Nachtblut – Apostasie-Tour 2018 25.05.2018, Rosenhof, Osnabrück

Nachtblut - Apostasie-Tour

Insbesondere in heimatlichen Gefilden polarisieren Nachtblut seit Jahren mehr als jede andere Band im Metal-Genre. Nach der letzten Blutorgie im Osnabrücker Bastard Club erhielt die Band dort Hausverbot, auch weil sich Askeroth zudem in seiner überaus charmanten Art und Weise zeigte. Jeder Kritiker hätte jetzt herausposaunt, dass die Buchung des Rosenhofs entweder ein Akt der Verzweiflung oder Größenwahn ist. Dies in Anbetracht der Tatsache, dass in der großen Konzerthalle 50 Besucher wie 5 wirken. Aber nein, es hat auch etwas mit Mut zu tun, und Mut wird in den meisten Fällen belohnt, wie auch an diesem Abend, denn die Besucher kamen zahlreich.

Mit Krankheit als erster Band betraten drei düstere und gruselige Gestalten die Bühne. Das löste bei mir doch leichtes Unbehagen aus, und so fokussierte ich mich auf das Geschehen und die Musik. Einige Konzertbesucher gingen jedoch förmlich steil. Andere wiederum gönnten sich auch zwischendurch ein kühles Getränk an der hinteren Bar. Bei der Musik waren doch hin und wieder Anleihen von Rammstein erkennbar. Keine Frage, es gab einzelne Lieder, die durchaus überzeugten, doch mitunter fehlte es auch an Prägnanz. Die Instrumentalfraktion blieb über die gesamte Länge der Show eher so wie ihre Schminke, nämlich ziemlich blass. Der Sänger hingegen strahlte eine starke stimmliche Präsenz aus, sodass man sich in den ruhigen Passagen förmlich nach seiner Stimme sehnte. Schaurig wurde es als bei einem Lied der Gitarrist auch zwischendurch ins Mikro schrie. Alles in allem gingen die Gefühle bei dieser Band sicherlich auseinander. Der Bandname Krankheit jedoch passt wie die Faust aufs Auge, denn die Band hätte keinen angemesseneren Namen wählen können für ihre extreme Musikrichtung.

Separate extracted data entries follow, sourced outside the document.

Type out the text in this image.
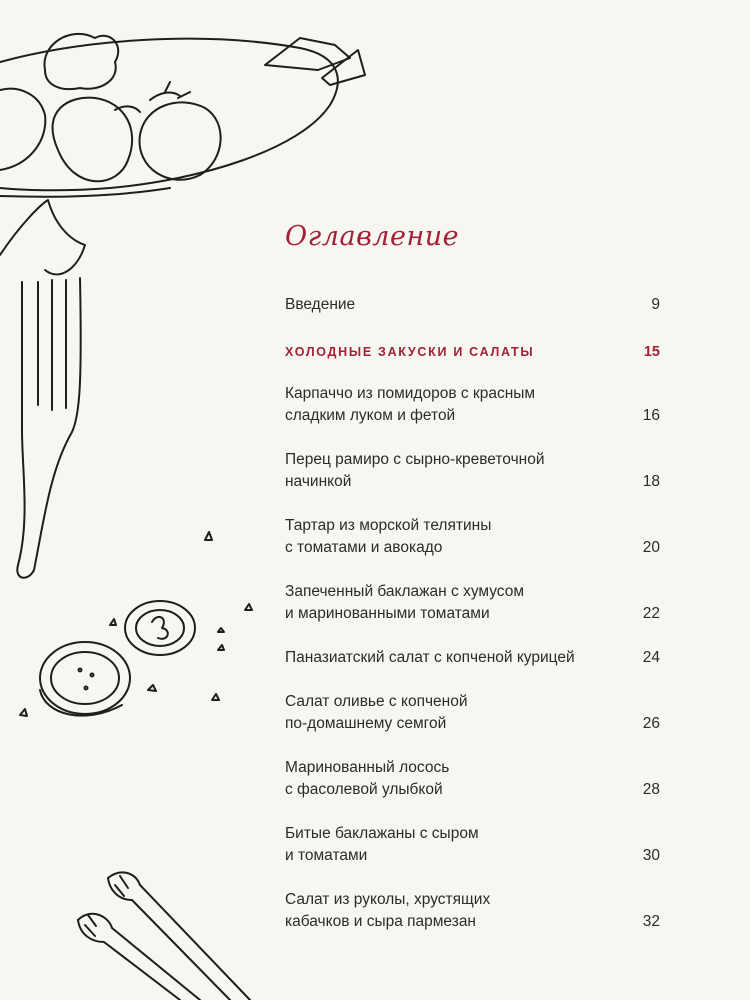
Оглавление
Введение	9
ХОЛОДНЫЕ ЗАКУСКИ И САЛАТЫ	15
Карпаччо из помидоров с красным
сладким луком и фетой	16
Перец рамиро с сырно-креветочной
начинкой	18
Тартар из морской телятины
с томатами и авокадо	20
Запеченный баклажан с хумусом
и маринованными томатами	22
Паназиатский салат с копченой курицей	24
Салат оливье с копченой
по-домашнему семгой	26
Маринованный лосось
с фасолевой улыбкой	28
Битые баклажаны с сыром
и томатами	30
Салат из руколы, хрустящих
кабачков и сыра пармезан	32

Stimmungsvoll eröffneten Nachtblut ihr Set. Zwei Feuerschalen waren neben das Schlagzeug platziert und von Beginn an brachte der mitreißende Rhythmus der Band Bewegung ins Publikum. Schon recht früh wurde „Wie Gott sein“ angestimmt und Sänger Askeroth verstand es, das Publikum anzuheizen und die Mitsing-Refrains beispielsweise bei „Töte mich“ oder „Frauenausbeiner“ einzufordern. Was jedoch Besonders bemerkenswert war jedoch ein Phänomen, dass auf Konzerten selten vorkommt. Bei den ruhigen Passagen ohne Gitarren und Gesang verwöhnte das Publikum die Band nämlich mit Begeisterungsschreien. Ganz so ungeliebt sind Nachtblut bei den Osnabrückern also doch nicht und insgeheim war der Band dies auch bewusst, sonst hätten sie nicht den letzten Tourtermin nach Osnabrück vergeben.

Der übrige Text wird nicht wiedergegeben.